Why Is Microsoft Jilting Win2K?

During the 3 and 1/2 years that Windows 2000 was being developed, the message was clear: Microsoft was betting the company on this product, and all future plans depended on Win2K's success. A mere 7 months after its release, however, things have changed dramatically. Win2K has sold far less well than expected, and Microsoft is talking endlessly about its .NET strategy, which won't be fully realized until 2002 to 2003, according to CEO and President Steve Ballmer. I've said in the past that Win2K's monolithic development was a life lesson for the company because the lengthy development time almost guaranteed that the market would move on during the process. But it's hard to fathom that the company spent so much time and money developing Win2K, only to abandon it now.

Of course, Microsoft isn't actually abandoning Win2K, and company officials note that .NET will be built on this OS's successors. But de-emphasizing Win2K—at a time when the company should be doing everything it can to grow sales—is curious. Win2K is currently selling at less than one million units per month, and Windows NT 4.0, which hasn't lost a step since Win2K's release, is still outselling the new OS. Indeed, with Service Pack 1 (SP1) finally available, you'd think that Microsoft would rally the troops with a promotion aimed at corporate adopters who were waiting for SP1's release. Instead, the company seems content to prep us all for .NET.

We know that Microsoft wants to move us to a software subscription model that will have us pay the software company every month, in the same way that we now subscribe to cable TV services. We can also see that such a change won't come easily or, of course, anytime soon. On a technical level, .NET isn't even that complex: One might think of the .NET initiative as simply the next version of Windows DNA 2000, in the same way that COM+ is the next version of COM. Sure, some additional services are built in—developers, especially, will appreciate the new .NET structured programming model, for example—but Microsoft isn't asking users to move to a new, incompatible platform.

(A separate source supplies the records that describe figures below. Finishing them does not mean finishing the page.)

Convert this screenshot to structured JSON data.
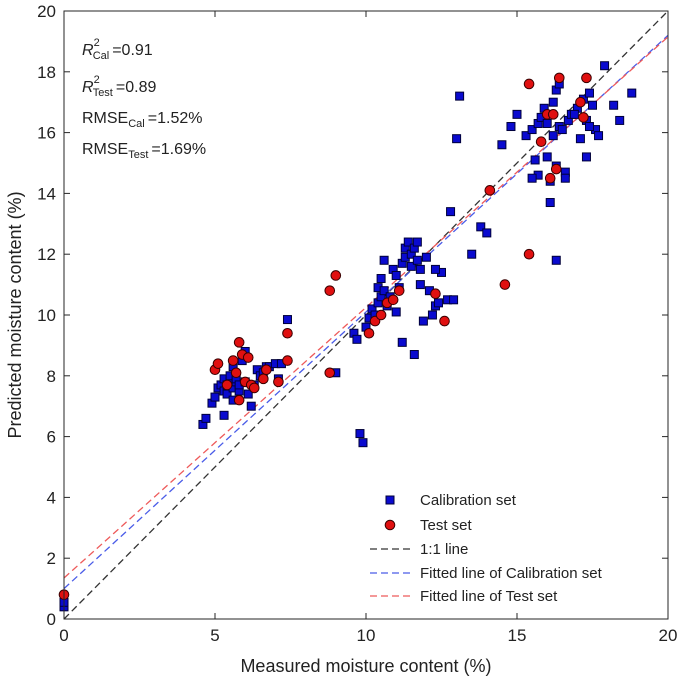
{
  "chart_data": {
    "type": "scatter",
    "xlabel": "Measured moisture content (%)",
    "ylabel": "Predicted moisture content (%)",
    "xlim": [
      0,
      20
    ],
    "ylim": [
      0,
      20
    ],
    "xticks": [
      0,
      5,
      10,
      15,
      20
    ],
    "yticks": [
      0,
      2,
      4,
      6,
      8,
      10,
      12,
      14,
      16,
      18,
      20
    ],
    "stats": {
      "r2_cal": {
        "base": "R",
        "sup": "2",
        "sub": "Cal",
        "value": "=0.91"
      },
      "r2_test": {
        "base": "R",
        "sup": "2",
        "sub": "Test",
        "value": "=0.89"
      },
      "rmse_cal": {
        "base": "RMSE",
        "sub": "Cal",
        "value": "=1.52%"
      },
      "rmse_test": {
        "base": "RMSE",
        "sub": "Test",
        "value": "=1.69%"
      }
    },
    "legend": {
      "position": "bottom-right",
      "calibration": "Calibration set",
      "test": "Test set",
      "one_to_one": "1:1 line",
      "fit_cal": "Fitted line of Calibration set",
      "fit_test": "Fitted line of Test set"
    },
    "colors": {
      "calibration": "#0a0acf",
      "test": "#e01010",
      "one_to_one": "#333333",
      "fit_cal": "#4a5ce8",
      "fit_test": "#ee5a5a"
    },
    "lines": {
      "one_to_one": {
        "slope": 1.0,
        "intercept": 0.0
      },
      "fit_cal": {
        "slope": 0.91,
        "intercept": 1.0
      },
      "fit_test": {
        "slope": 0.89,
        "intercept": 1.35
      }
    },
    "series": [
      {
        "name": "Calibration set",
        "points": [
          [
            0.0,
            0.4
          ],
          [
            0.0,
            0.55
          ],
          [
            4.6,
            6.4
          ],
          [
            4.7,
            6.6
          ],
          [
            4.9,
            7.1
          ],
          [
            5.0,
            7.3
          ],
          [
            5.1,
            7.6
          ],
          [
            5.2,
            7.7
          ],
          [
            5.3,
            7.5
          ],
          [
            5.3,
            7.9
          ],
          [
            5.4,
            7.4
          ],
          [
            5.4,
            7.7
          ],
          [
            5.5,
            7.8
          ],
          [
            5.5,
            8.0
          ],
          [
            5.6,
            7.2
          ],
          [
            5.6,
            7.6
          ],
          [
            5.7,
            7.8
          ],
          [
            5.7,
            7.9
          ],
          [
            5.8,
            7.5
          ],
          [
            5.8,
            7.7
          ],
          [
            5.9,
            8.5
          ],
          [
            6.0,
            8.8
          ],
          [
            6.0,
            7.8
          ],
          [
            6.1,
            7.4
          ],
          [
            6.2,
            7.0
          ],
          [
            6.3,
            7.7
          ],
          [
            6.4,
            8.2
          ],
          [
            6.5,
            8.0
          ],
          [
            6.6,
            8.1
          ],
          [
            6.7,
            8.3
          ],
          [
            6.8,
            8.3
          ],
          [
            7.0,
            8.4
          ],
          [
            7.1,
            7.9
          ],
          [
            7.2,
            8.4
          ],
          [
            7.4,
            9.85
          ],
          [
            5.3,
            6.7
          ],
          [
            5.6,
            8.3
          ],
          [
            9.0,
            8.1
          ],
          [
            9.6,
            9.4
          ],
          [
            9.7,
            9.2
          ],
          [
            9.8,
            6.1
          ],
          [
            9.9,
            5.8
          ],
          [
            10.0,
            9.6
          ],
          [
            10.1,
            9.9
          ],
          [
            10.2,
            10.2
          ],
          [
            10.3,
            10.0
          ],
          [
            10.4,
            10.4
          ],
          [
            10.4,
            10.9
          ],
          [
            10.5,
            10.6
          ],
          [
            10.6,
            10.8
          ],
          [
            10.6,
            11.8
          ],
          [
            10.7,
            10.3
          ],
          [
            10.8,
            10.6
          ],
          [
            10.9,
            11.5
          ],
          [
            11.0,
            11.3
          ],
          [
            11.0,
            10.1
          ],
          [
            11.1,
            10.9
          ],
          [
            11.2,
            11.7
          ],
          [
            11.2,
            9.1
          ],
          [
            11.3,
            11.9
          ],
          [
            11.3,
            12.2
          ],
          [
            11.4,
            12.4
          ],
          [
            11.5,
            11.6
          ],
          [
            11.5,
            12.0
          ],
          [
            11.6,
            12.2
          ],
          [
            11.7,
            11.8
          ],
          [
            11.7,
            12.4
          ],
          [
            11.8,
            11.5
          ],
          [
            11.8,
            11.0
          ],
          [
            11.9,
            9.8
          ],
          [
            12.0,
            11.9
          ],
          [
            12.1,
            10.8
          ],
          [
            12.2,
            10.0
          ],
          [
            12.3,
            10.3
          ],
          [
            12.4,
            10.4
          ],
          [
            12.5,
            11.4
          ],
          [
            12.7,
            10.5
          ],
          [
            12.8,
            13.4
          ],
          [
            12.9,
            10.5
          ],
          [
            11.6,
            8.7
          ],
          [
            10.5,
            11.2
          ],
          [
            12.3,
            11.5
          ],
          [
            13.0,
            15.8
          ],
          [
            13.1,
            17.2
          ],
          [
            13.5,
            12.0
          ],
          [
            13.8,
            12.9
          ],
          [
            14.0,
            12.7
          ],
          [
            14.5,
            15.6
          ],
          [
            14.8,
            16.2
          ],
          [
            15.0,
            16.6
          ],
          [
            15.3,
            15.9
          ],
          [
            15.5,
            16.1
          ],
          [
            15.6,
            15.1
          ],
          [
            15.7,
            16.3
          ],
          [
            15.7,
            14.6
          ],
          [
            15.8,
            16.5
          ],
          [
            15.9,
            16.8
          ],
          [
            16.0,
            15.2
          ],
          [
            16.0,
            16.3
          ],
          [
            16.1,
            14.4
          ],
          [
            16.1,
            13.7
          ],
          [
            16.2,
            17.0
          ],
          [
            16.2,
            15.9
          ],
          [
            16.3,
            17.4
          ],
          [
            16.3,
            14.9
          ],
          [
            16.4,
            16.2
          ],
          [
            16.4,
            17.6
          ],
          [
            16.5,
            16.1
          ],
          [
            16.6,
            14.7
          ],
          [
            16.6,
            14.5
          ],
          [
            16.7,
            16.4
          ],
          [
            16.8,
            16.6
          ],
          [
            17.0,
            16.8
          ],
          [
            17.1,
            15.8
          ],
          [
            17.2,
            17.1
          ],
          [
            17.3,
            16.4
          ],
          [
            17.3,
            15.2
          ],
          [
            17.4,
            17.3
          ],
          [
            17.5,
            16.9
          ],
          [
            17.6,
            16.1
          ],
          [
            17.7,
            15.9
          ],
          [
            17.9,
            18.2
          ],
          [
            18.2,
            16.9
          ],
          [
            18.4,
            16.4
          ],
          [
            18.8,
            17.3
          ],
          [
            16.3,
            11.8
          ],
          [
            15.5,
            14.5
          ],
          [
            16.9,
            16.6
          ],
          [
            17.4,
            16.2
          ]
        ]
      },
      {
        "name": "Test set",
        "points": [
          [
            0.0,
            0.8
          ],
          [
            5.0,
            8.2
          ],
          [
            5.1,
            8.4
          ],
          [
            5.4,
            7.7
          ],
          [
            5.6,
            8.5
          ],
          [
            5.7,
            8.1
          ],
          [
            5.8,
            7.2
          ],
          [
            5.8,
            9.1
          ],
          [
            5.9,
            8.7
          ],
          [
            6.0,
            7.8
          ],
          [
            6.1,
            8.6
          ],
          [
            6.2,
            7.7
          ],
          [
            6.3,
            7.6
          ],
          [
            6.6,
            7.9
          ],
          [
            6.7,
            8.2
          ],
          [
            7.1,
            7.8
          ],
          [
            7.4,
            8.5
          ],
          [
            7.4,
            9.4
          ],
          [
            8.8,
            8.1
          ],
          [
            8.8,
            10.8
          ],
          [
            9.0,
            11.3
          ],
          [
            10.1,
            9.4
          ],
          [
            10.3,
            9.8
          ],
          [
            10.5,
            10.0
          ],
          [
            10.7,
            10.4
          ],
          [
            10.9,
            10.5
          ],
          [
            11.1,
            10.8
          ],
          [
            12.3,
            10.7
          ],
          [
            12.6,
            9.8
          ],
          [
            14.1,
            14.1
          ],
          [
            14.6,
            11.0
          ],
          [
            15.4,
            12.0
          ],
          [
            15.4,
            17.6
          ],
          [
            15.8,
            15.7
          ],
          [
            16.0,
            16.6
          ],
          [
            16.1,
            14.5
          ],
          [
            16.3,
            14.8
          ],
          [
            16.4,
            17.8
          ],
          [
            17.1,
            17.0
          ],
          [
            17.3,
            17.8
          ],
          [
            17.2,
            16.5
          ],
          [
            16.2,
            16.6
          ]
        ]
      }
    ]
  }
}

Once the veil of secrecy is lifted, it's clear that .NET still requires Windows at virtually every level, although Microsoft has gone to great pains to explain how its XML-based transport layer is platform neutral. Microsoft servers (yes, running Win2K) will be required, and Microsoft's Windows clients will be the preferred front-end. If anything, Microsoft should be promoting Win2K as the best way to get started on the .NET transition because Win2k should make the move to the next version relatively trivial.

Speaking of the next version, Microsoft will ship the initial .NET implementation in Whistler, currently due late next year. And the company has said that it will provide .NET runtime environments for Win2K, NT 4.0, and Windows 9x, so most organizations won't even need this upgrade—or a future one in the guise of a product currently known only as Blackcomb (nee NT 6.0). Given this information, I could argue that Win2K, which represents a dramatic update over its predecessor, is the crucial upgrade that Microsoft should be pursuing. And yet, the company isn't.

I visited Microsoft during the push to what was then called NT 5.0 Beta 2 and witnessed a near-religious rah-rah session in which Steve Ballmer began a chant of "NT everywhere, NT everywhere" that soon engulfed a room full of OS developers. A year later, the name "NT" was gone, despite the protests of people both in and out of Microsoft. And today, a year after that, Microsoft is already working to leave Win2K by the wayside. This isn't the way you treat the technology on which you've bet the company.